- File: Sasha Goldstein
- Bishop Christopher Coyne
This "backstory" is a part of a collection of articles that describes some of the obstacles that Seven Days reporters faced while pursuing Vermont news, events and people in 2019.
My editors call it a "door knock." But the simplicity of that term belies the courage it takes to walk up to a stranger's front door and rap on it — in hopes of getting a face-to-face interview with a subject who hangs up or doesn't answer the phone.
I found myself on a two-day "door knock" in September after Seven Days set out to locate the dozen surviving priests named on a list of 39 Vermont Catholic clergy credibly accused of sex abuse. Seven of them, as far as we could deduce, still lived in Vermont. We went to find them.
On the first day I teamed up with a colleague, Derek Brouwer, and was happy to have a cocaptain on this difficult assignment. The awful details — questions about betrayals, guilt or innocence — were all in the mix.

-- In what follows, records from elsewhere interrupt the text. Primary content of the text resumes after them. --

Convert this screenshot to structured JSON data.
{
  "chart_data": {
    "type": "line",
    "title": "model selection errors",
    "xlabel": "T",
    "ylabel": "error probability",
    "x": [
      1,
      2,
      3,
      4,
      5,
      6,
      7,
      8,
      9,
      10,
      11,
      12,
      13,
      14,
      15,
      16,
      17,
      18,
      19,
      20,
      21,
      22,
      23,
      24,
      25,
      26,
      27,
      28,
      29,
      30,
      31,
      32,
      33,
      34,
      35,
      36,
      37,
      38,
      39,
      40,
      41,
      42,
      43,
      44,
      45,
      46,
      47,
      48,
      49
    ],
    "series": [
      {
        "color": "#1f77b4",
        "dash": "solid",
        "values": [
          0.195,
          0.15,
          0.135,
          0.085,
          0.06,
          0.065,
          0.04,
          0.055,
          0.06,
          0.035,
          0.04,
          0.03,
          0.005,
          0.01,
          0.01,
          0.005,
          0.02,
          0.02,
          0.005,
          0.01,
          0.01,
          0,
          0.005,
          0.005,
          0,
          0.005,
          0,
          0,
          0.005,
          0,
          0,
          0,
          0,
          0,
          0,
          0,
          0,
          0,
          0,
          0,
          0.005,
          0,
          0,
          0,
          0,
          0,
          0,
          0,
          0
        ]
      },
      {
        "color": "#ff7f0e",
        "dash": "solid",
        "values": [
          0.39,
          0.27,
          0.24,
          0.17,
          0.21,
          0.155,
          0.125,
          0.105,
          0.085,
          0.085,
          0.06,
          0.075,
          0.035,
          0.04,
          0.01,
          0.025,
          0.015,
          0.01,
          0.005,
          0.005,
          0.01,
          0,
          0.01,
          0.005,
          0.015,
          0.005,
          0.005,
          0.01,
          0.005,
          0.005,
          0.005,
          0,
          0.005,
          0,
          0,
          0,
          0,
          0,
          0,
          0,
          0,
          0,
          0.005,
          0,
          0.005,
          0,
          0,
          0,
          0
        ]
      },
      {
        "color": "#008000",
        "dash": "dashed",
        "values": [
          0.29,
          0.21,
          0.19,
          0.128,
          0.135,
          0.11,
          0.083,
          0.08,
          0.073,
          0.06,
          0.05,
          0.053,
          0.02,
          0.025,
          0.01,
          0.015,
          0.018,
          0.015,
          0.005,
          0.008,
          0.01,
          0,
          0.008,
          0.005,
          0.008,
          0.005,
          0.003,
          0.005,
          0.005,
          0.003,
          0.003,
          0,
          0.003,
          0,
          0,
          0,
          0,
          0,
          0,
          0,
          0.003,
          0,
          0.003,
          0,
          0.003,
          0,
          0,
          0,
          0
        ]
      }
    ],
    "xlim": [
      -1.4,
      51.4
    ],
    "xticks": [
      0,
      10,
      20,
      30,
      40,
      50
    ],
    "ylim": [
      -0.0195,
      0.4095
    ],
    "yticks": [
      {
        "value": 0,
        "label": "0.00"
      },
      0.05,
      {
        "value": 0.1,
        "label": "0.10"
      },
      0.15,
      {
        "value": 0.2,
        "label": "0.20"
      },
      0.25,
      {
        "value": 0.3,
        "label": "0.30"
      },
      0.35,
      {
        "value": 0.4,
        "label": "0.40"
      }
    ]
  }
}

Along with the emotional weight, there were logistical challenges. Some addresses were wrong. Or confusing. I drove, and Derek helped navigate. Together we talked through intercoms and pressed apartment buzzers that no one responded to. In one case we walked into a locked senior living building by scooting in behind a resident. We found our way to the unit we were looking for and knocked, but no one answered.
At a different address, we were about to leave after multiple knocks. Then the door opened a crack, and an old, frail man peeked through it. He was the ex-priest we were looking for, but he wouldn't comment. On one level, it was a win to be able to pose the question to an actual human being; on another, given the man's aged state, the encounter was just sad and pathetic.
The next day Derek and I split up to maximize our remaining reporting time. He headed to Enosburgh. I set out for Glover in the Northeast Kingdom. I drove fast for the first hour and then had to slow down as I bumped over dirt roads. I passed old cemeteries, tall corn in the September sun, weathered barns, and flower beds full of zinnias and sunflowers. I remember thinking the day was too beautiful for this miserable mission.
The cell service held up long enough for me to map my way to the property I was seeking, a newish house set on an old hill farm. There in the front yard was ninetysomething former priest John "Jack" Kenney. No knocking required. He was polite, and so was I.
He denied the allegation in a calm voice, and when I continued to question him, he dismissed the whole list as "silly." Then he suggested that I leave.
As I drove back to Burlington, I knew I had gotten what I needed: an interview that, while brief, said it all.